POLA JABAR – Penentuan 1 Syawal 1447 H tidak hanya menjadi perhatian di Indonesia, tetapi juga di seluruh dunia, khususnya negara-negara Arab.
Tahun ini, negara-negara tersebut memulai awal Ramadan pada tanggal yang berbeda, yang secara otomatis memengaruhi waktu pengamatan hilal (rukyatul hilal). Berdasarkan data astronomis terbaru, terdapat tantangan teknis yang cukup signifikan dalam melihat bulan sabit di wilayah Timur Tengah.
Berikut adalah rangkuman prediksi Idul Fitri 2026 di negara-negara Arab:
1. Perbedaan Awal Ramadan
Sejumlah negara seperti Arab Saudi, Kuwait, Qatar, Palestina, dan Lebanon telah memulai puasa sejak 18 Februari 2026. Sementara itu, Yordania, Suriah, Oman, dan Turki memulai Ramadan pada 19 Februari 2026, serupa dengan mayoritas negara-negara di kawasan ASEAN.

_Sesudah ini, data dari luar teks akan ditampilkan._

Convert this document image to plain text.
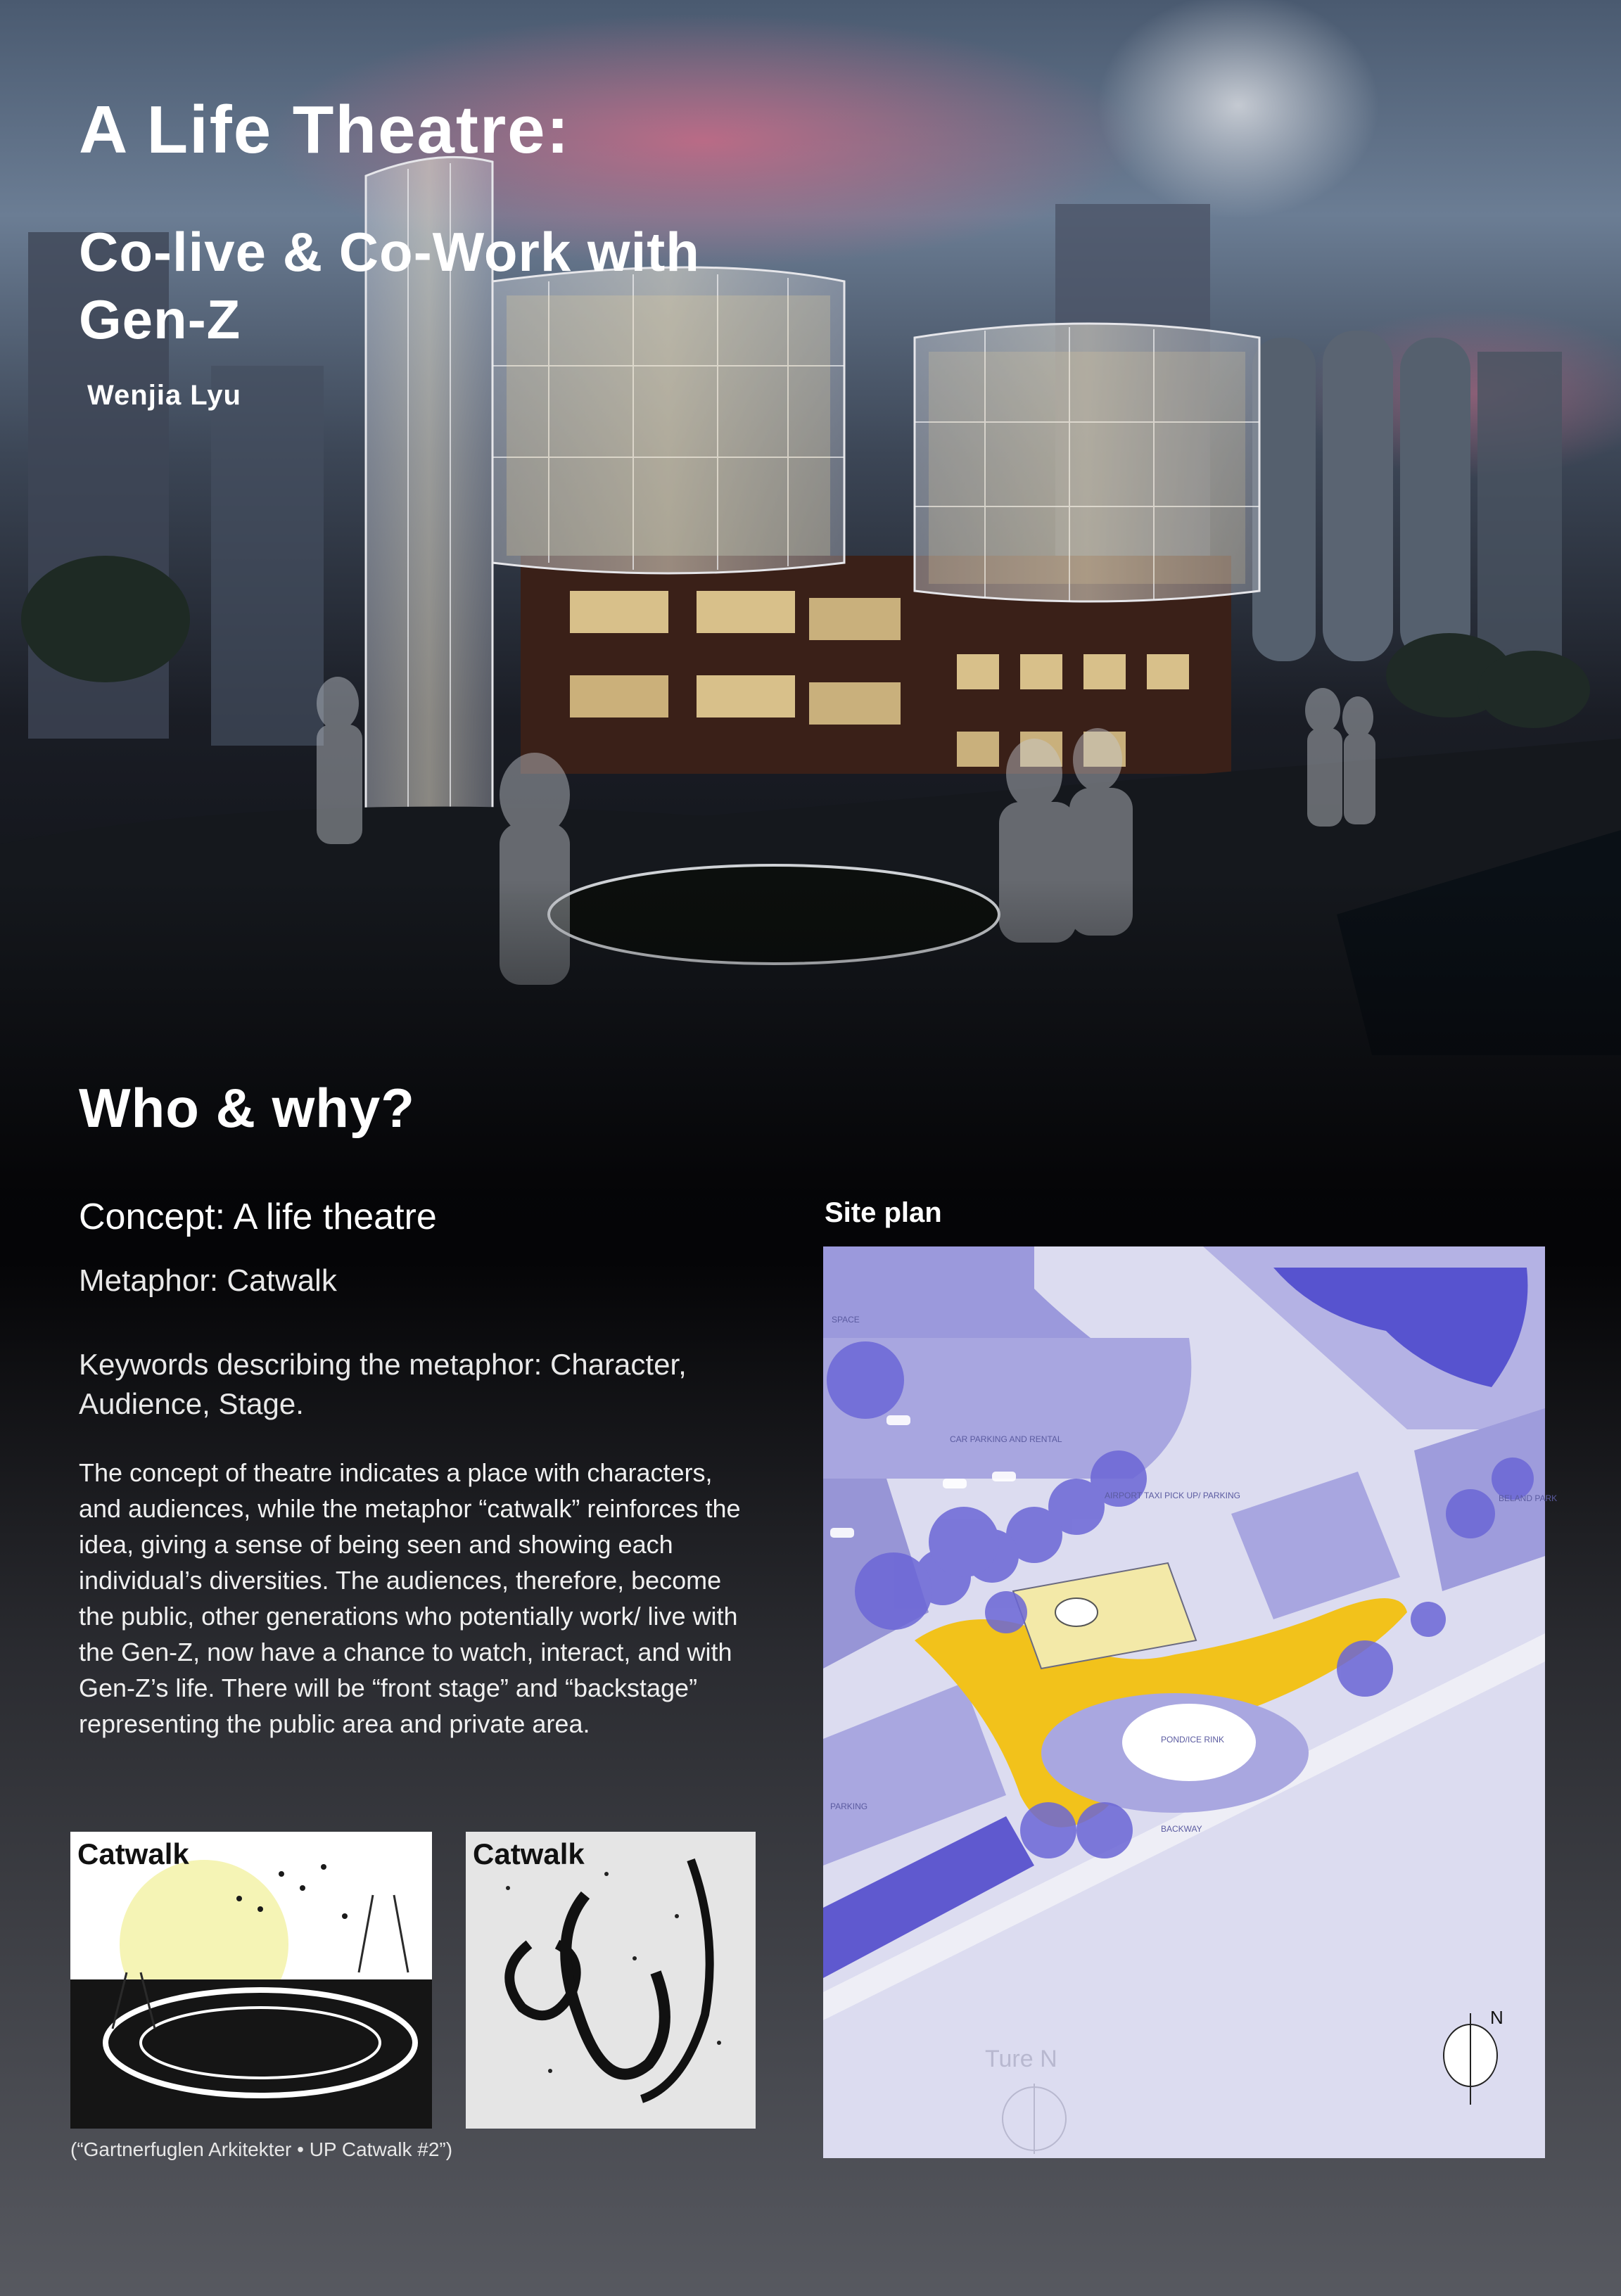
A Life Theatre:
Co-live & Co-Work with Gen-Z
Wenjia Lyu
Who & why?
Concept: A life theatre
Metaphor: Catwalk
Keywords describing the metaphor: Character, Audience, Stage.
The concept of theatre indicates a place with characters, and audiences, while the metaphor “catwalk” reinforces the idea, giving a sense of being seen and showing each individual’s diversities. The audiences, therefore, become the public, other generations who potentially work/ live with the Gen-Z, now have a chance to watch, interact, and with Gen-Z’s life. There will be “front stage” and “backstage” representing the public area and private area.
Catwalk	Catwalk
(“Gartnerfuglen Arkitekter • UP Catwalk #2”)
Site plan
SPACE
CAR PARKING AND RENTAL
AIRPORT TAXI PICK UP/ PARKING
POND/ICE RINK
PARKING
BACKWAY
BELAND PARK
N
Ture N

2. Prediksi Idul Fitri di UEA dan Arab Saudi
Melansir Gulf News dan Astronomy Center, negara-negara yang memulai puasa pada 18 Februari akan mengamati hilal pada Rabu, 18 Maret 2026. Namun, secara ilmiah hilal mustahil terlihat pada hari itu karena bulan terbenam sebelum matahari. Oleh karena itu, Ramadan di wilayah tersebut kemungkinan besar akan digenapkan menjadi 30 hari (istikmal), sehingga Idul Fitri jatuh pada Jumat, 20 Maret 2026.
3. Tantangan Visibilitas Hilal di Asia Barat
Bagi negara yang mengamati hilal pada Kamis, 19 Maret 2026, kondisinya cukup menantang. Di kota-kota besar seperti Abu Dhabi, Riyadh, Amman, dan Kairo, bulan memang terbenam sekitar 30-36 menit setelah matahari. Namun, karena usia bulan yang masih sangat muda dan jaraknya yang dekat dengan matahari (sekitar 6-8 derajat), hilal diprediksi sangat sulit dilihat dengan mata telanjang.